Mobile Money Transaction Fraud Detection
The purpose of this study is to identify fraudulent transactions in an extremely unbalanced dataset. Using data courtesy of the PaySim synthetic dataset available on Kaggle.
"PaySim simulates mobile money transactions based on a sample of real transactions extracted from one month of financial logs from a mobile money service implemented in an African country. The original logs were provided by a multinational company, who is the provider of the mobile financial service which is currently running in more than 14 countries all around the world."
The kaggle dataset is scaled back to 1/4 the size of the original and simulates 30 days of mobile money transactions.
Exploratory Data Analysis:
The primary takeaways we have from our exploratory data analysis are that some of the included features have little to no bearing on whether a transaction is labeled as fraudulent or not. Out of the transaction types of 'cash in,' 'cash out,' 'debit,' 'payment,' and 'transfer,' fraudulent transactions are only included in the cash outs and transfers.
When we examine the accounts and account names, we find that the account types of 'merchant' and 'customer' have little connection to which transactions are fraudulent, and in fact are inconsistently applied. Additionally, only a very few accounts have more than 1 fraudulent transaction either to or from.
When we narrow our focus to only the transaction types that contain fraud, a few factors emerge;
- the overall number of fraudulent transactions per hour (time step) remain relatively constant despite the total number of all transactions per step being variable.
- the strongest correlations fraudulent activity are in the balance columns of the source and target accounts of the transaction.
After exploring this connection further, we start finding that there are errors in both the source accounts and destination accounts. There are examples where the actual balance of the account money is being transferred to doesn't match the amount transferred. For example:
- The old balance is 0
- The transferred amount is 23.00
- The new balance is 0
In this case, we would expect the account balance to be 23.00, when it is instead 0, so our target account variance is 23.00, or $23 of unaccounted for money.
This is our best link yet. The errors in the transaction's target account show a clear difference between fraudulent and legitimate transactions.

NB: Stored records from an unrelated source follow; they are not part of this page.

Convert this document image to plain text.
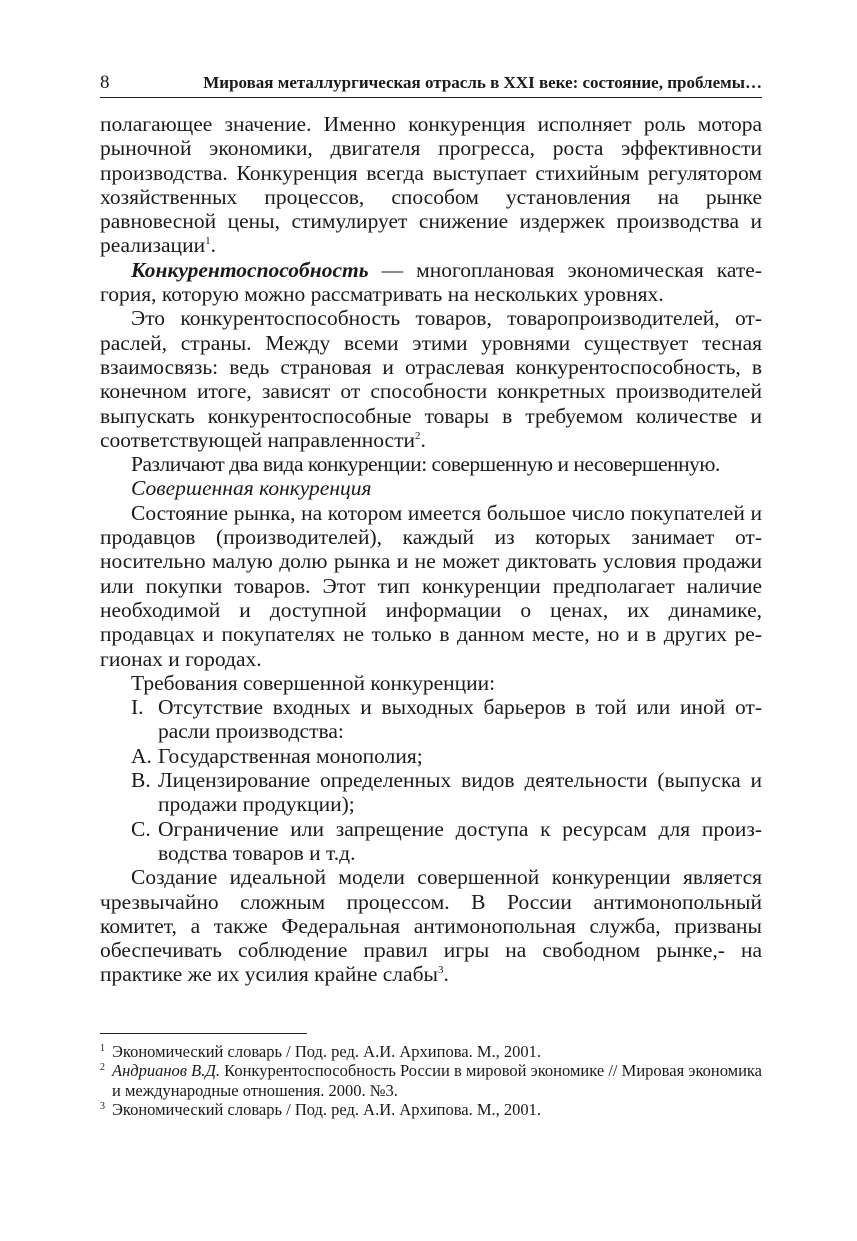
8	Мировая металлургическая отрасль в XXI веке: состояние, проблемы…

полагающее значение. Именно конкуренция исполняет роль мотора рыночной экономики, двигателя прогресса, роста эффективности производства. Конкуренция всегда выступает стихийным регулятором хозяйственных процессов, способом установления на рынке равновесной цены, стимулирует снижение издержек производства и реализации$^1$.

Конкурентоспособность — многоплановая экономическая категория, которую можно рассматривать на нескольких уровнях.

Это конкурентоспособность товаров, товаропроизводителей, отраслей, страны. Между всеми этими уровнями существует тесная взаимосвязь: ведь страновая и отраслевая конкурентоспособность, в конечном итоге, зависят от способности конкретных производителей выпускать конкурентоспособные товары в требуемом количестве и соответствующей направленности$^2$.

Различают два вида конкуренции: совершенную и несовершенную.

Совершенная конкуренция

Состояние рынка, на котором имеется большое число покупателей и продавцов (производителей), каждый из которых занимает относительно малую долю рынка и не может диктовать условия продажи или покупки товаров. Этот тип конкуренции предполагает наличие необходимой и доступной информации о ценах, их динамике, продавцах и покупателях не только в данном месте, но и в других регионах и городах.

Требования совершенной конкуренции:

I. Отсутствие входных и выходных барьеров в той или иной отрасли производства:
A. Государственная монополия;
B. Лицензирование определенных видов деятельности (выпуска и продажи продукции);
C. Ограничение или запрещение доступа к ресурсам для производства товаров и т.д.

Создание идеальной модели совершенной конкуренции является чрезвычайно сложным процессом. В России антимонопольный комитет, а также Федеральная антимонопольная служба, призваны обеспечивать соблюдение правил игры на свободном рынке,- на практике же их усилия крайне слабы$^3$.

1 Экономический словарь / Под. ред. А.И. Архипова. М., 2001.
2 Андрианов В.Д. Конкурентоспособность России в мировой экономике // Мировая экономика и международные отношения. 2000. №3.
3 Экономический словарь / Под. ред. А.И. Архипова. М., 2001.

The target account's variance rarely if ever goes negative for fraudulent transactions. In a nutshell, the fraudulent accounts are more likely to have a positive amount of money that is unaccounted for by the recorded transactions.

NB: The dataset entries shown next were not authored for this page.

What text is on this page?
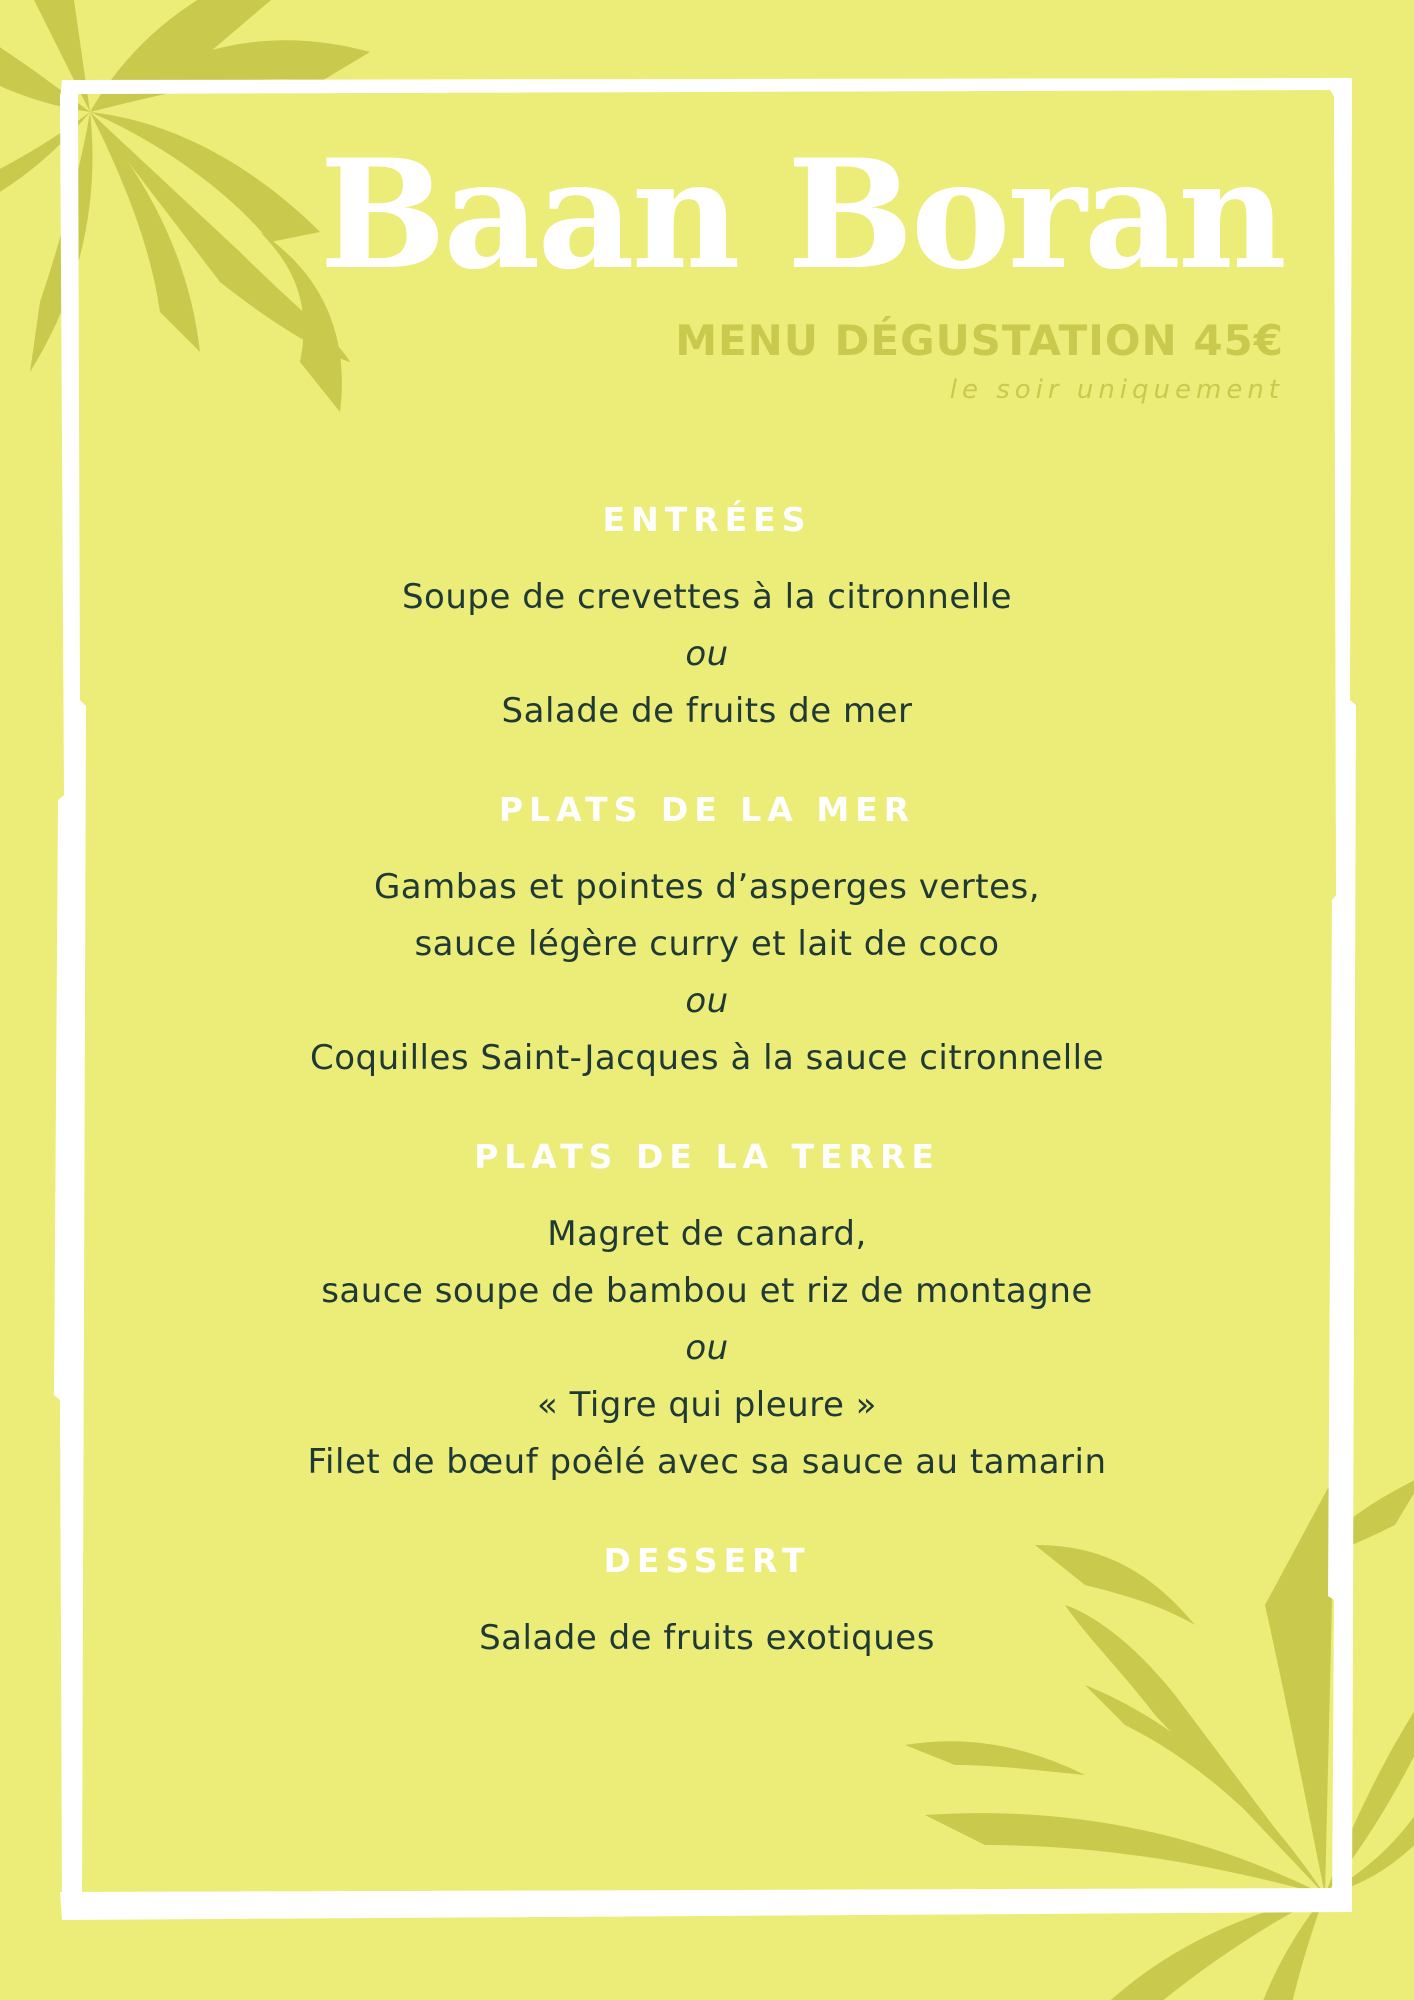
Baan Boran
MENU DÉGUSTATION 45€
le soir uniquement
ENTRÉES
Soupe de crevettes à la citronnelle
ou
Salade de fruits de mer
PLATS DE LA MER
Gambas et pointes d’asperges vertes,
sauce légère curry et lait de coco
ou
Coquilles Saint-Jacques à la sauce citronnelle
PLATS DE LA TERRE
Magret de canard,
sauce soupe de bambou et riz de montagne
ou
« Tigre qui pleure »
Filet de bœuf poêlé avec sa sauce au tamarin
DESSERT
Salade de fruits exotiques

Because we're dealing with a highly skewed and imbalanced dataset, my different modeling notebooks explored different methods of handling imbalanced data, including oversampling, undersampling, and the SMOTE technique. Interestingly, the best results were with the core unaltered dataset but choosing a model that excels in handling imbalanced data.

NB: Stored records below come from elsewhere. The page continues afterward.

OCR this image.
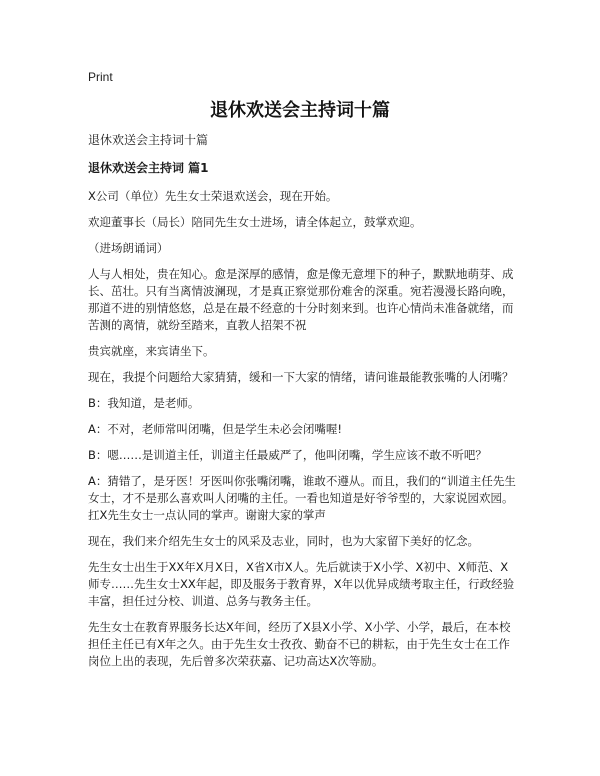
Print
退休欢送会主持词十篇

退休欢送会主持词十篇

退休欢送会主持词 篇1

X公司（单位）先生女士荣退欢送会，现在开始。

欢迎董事长（局长）陪同先生女士进场，请全体起立，鼓掌欢迎。

（进场朗诵词）

人与人相处，贵在知心。愈是深厚的感情，愈是像无意埋下的种子，默默地萌芽、成长、茁壮。只有当离情波澜现，才是真正察觉那份难舍的深重。宛若漫漫长路向晚，那道不进的别情悠悠，总是在最不经意的十分时刻来到。也许心情尚未准备就绪，而苦测的离情，就纷至踏来，直教人招架不祝

贵宾就座，来宾请坐下。

现在，我提个问题给大家猜猜，缓和一下大家的情绪，请问谁最能教张嘴的人闭嘴？

B：我知道，是老师。

A：不对，老师常叫闭嘴，但是学生未必会闭嘴喔!

B：嗯……是训道主任，训道主任最威严了，他叫闭嘴，学生应该不敢不听吧？

A：猜错了，是牙医！牙医叫你张嘴闭嘴，谁敢不遵从。而且，我们的“训道主任先生女士，才不是那么喜欢叫人闭嘴的主任。一看也知道是好爷爷型的，大家说园欢园。扛X先生女士一点认同的掌声。谢谢大家的掌声

现在，我们来介绍先生女士的风采及志业，同时，也为大家留下美好的忆念。

先生女士出生于XX年X月X日，X省X市X人。先后就读于X小学、X初中、X师范、X师专……先生女士XX年起，即及服务于教育界，X年以优异成绩考取主任，行政经验丰富，担任过分校、训道、总务与教务主任。

先生女士在教育界服务长达X年间，经历了X县X小学、X小学、小学，最后，在本校担任主任已有X年之久。由于先生女士孜孜、勤奋不已的耕耘，由于先生女士在工作岗位上出的表现，先后曾多次荣获嘉、记功高达X次等励。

After several trials, the model that performs the best is the Random Forest Classifier, a model type that utilizes an ensemble of decision trees, bootstrapped data, and therefore excels with handling imbalanced datasets. Interestingly enough, when oversampling the minority class, the misclassification rate more than doubled to 20 samples, when undersampling the majority class it rose to 207 samples, and when using a combination of under and oversampling (SMOTE), the misclassification rate hit 40 samples.
Gridsearching and tuning the random forest resulted in a model that is 99.9987% accurate, with a total of 8 misclassifications out of the 692,603 reserved testing samples.
Our baseline for this model is 99.7 %: meaning that this is such an imbalanced or skewed dataset where simply accepting 0.2% misclassifications and assuming all transactions are legitimate allows us to reach what would be an exceptional rate for other models. Unfortunately this misses the point of detecting fraud, so we'll just have to beat this standard.
As mentioned above, the model that performs the best is the Random Forest Classifier, a model type that excels with handling imbalanced datasets. Interestingly enough, when using the oversampling the minority class, the misclassification rate more than doubled to 20 samples, when undersampling the majority class it rose to 207 samples, and when using a combination of under and oversampling (SMOTE), the misclassification rate hit 40 samples.
Gridsearching (programmatically testing different permutations hyperparameters) and tuning the random forest resulted in a model that is 99.9987% accurate, with a total of 7 misclassifications in the 692,603 reserved testing samples.
The original purpose of this project is to develop a model that identifies fraudulent transactions in an extremely unbalanced dataset and serve as proof of concept for handling similar datasets in the future.
Ultimately, this model does exactly that- It gets a mere 7 samples incorrect out of a reserved testing set of 692,603. Unfortunately it misses 7 cases of fraudulent activity, however this is a drastic improvement over missing 2053, which would have been lost in assuming all transactions were legit.
Recommendations for Further Development:
Attempts to tune the model to prefer false positives (labeling a legitimate transaction as fraudulent) rather than false negatives (missing a case of fraud) drastically decreased the overall accuracy as well as both the total number of false negatives and false positives. I've been working with additional models that are reputed handle imbalanced classes well (XGBoost, for example) and I'm excited to see what results I can get with another model in the mix.